Task-Specific Training With Trunk Restraint on Arm Recovery in Stroke


Phase N/A Results

Trial Description

To determine whether task-specific training with trunk-restraint (TR) produces greater improvements in arm impairment and function than training without TR in patients with chronic hemiparesis.


Trial Design

Randomized, controlled, double-blind trial.

Patient Involvement

Participants were stratified with Fugl-Meyer (FM) Arm scores to less (FM>/=50) or more severe (FM <50)strata and randomly assigned by a research assistant to experimental (TR) or control (nonrestraint, C) groups resulting in 7 and 8 patients in less (mild) and more severe (moderate) strata respectively per group. Participants received a 1-hour therapist-supervised home program with object-related reach-to-grasp training 3 times per week for 5 weeks. Both groups practiced the same tasks except that in TR, trunk movements (sagittal displacement, rotation) were prevented by body and shoulder belts attached to the chairback. Scapular elevation/protraction was not restricted. Group C wore unfastened belts without limiting trunk movements. Evaluations were repeated before, immediately after, and 1 month postintervention by blind evaluators.

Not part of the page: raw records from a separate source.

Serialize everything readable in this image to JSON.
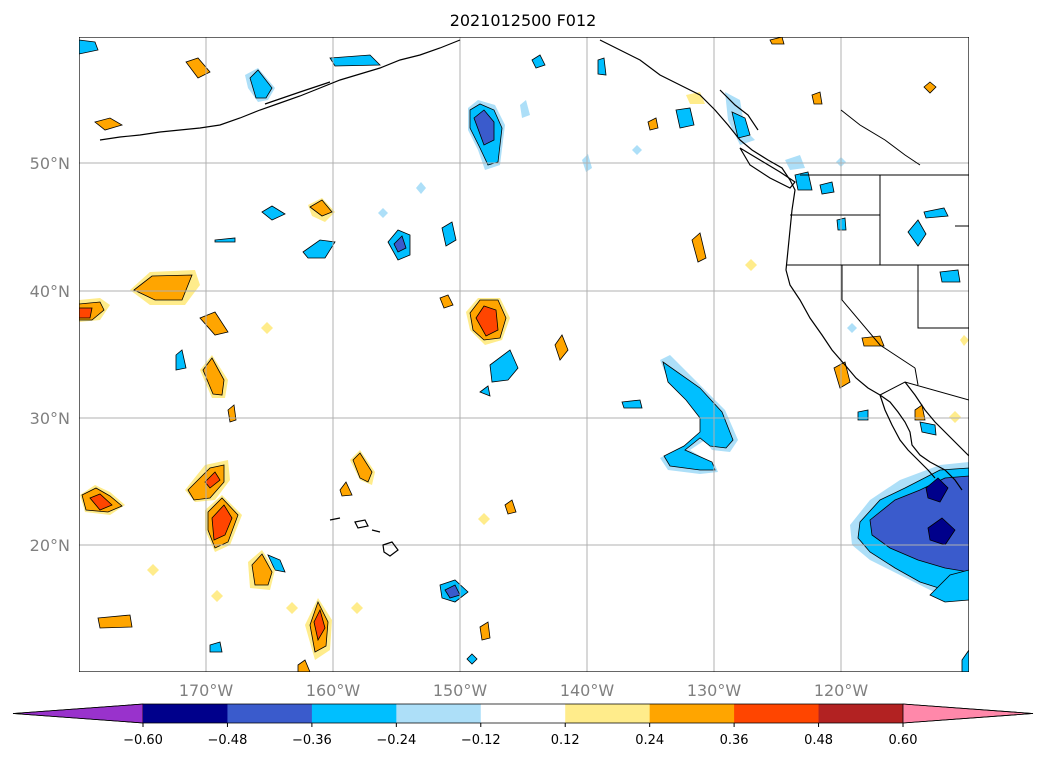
{
  "title": "2021012500 F012",
  "colors": {
    "grid": "#b0b0b0",
    "coast": "#000000",
    "tick_label": "#808080"
  },
  "latitude_labels": [
    "50°N",
    "40°N",
    "30°N",
    "20°N"
  ],
  "longitude_labels": [
    "170°W",
    "160°W",
    "150°W",
    "140°W",
    "130°W",
    "120°W"
  ],
  "colorbar": {
    "bins": [
      {
        "color": "#9932CC"
      },
      {
        "color": "#00008B"
      },
      {
        "color": "#3A5BCC"
      },
      {
        "color": "#00BFFF"
      },
      {
        "color": "#ADDFF8"
      },
      {
        "color": "#FFFFFF"
      },
      {
        "color": "#FFEC8B"
      },
      {
        "color": "#FFA500"
      },
      {
        "color": "#FF4500"
      },
      {
        "color": "#B22222"
      },
      {
        "color": "#FF88AA"
      }
    ],
    "tick_labels": [
      "−0.60",
      "−0.48",
      "−0.36",
      "−0.24",
      "−0.12",
      "0.12",
      "0.24",
      "0.36",
      "0.48",
      "0.60"
    ]
  }
}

Type Measure Time Frame Safety Issue
Primary Two primary clinical outcomes characterizing training program effectiveness for improving arm impairment and motor function were FM (Fugl-Meyer Arm Section)and Upper Extremity performance Test (TEMPA). Two primary outcome measures of training program efficacy were trunk displacement and elbow extension ranges.
Secondary Isometric force and manual dexterity (Box and Blocks Test [BBT]), range of shoulder flexion, peak arm tangential velocity, smoothness and hand trajectory straightness.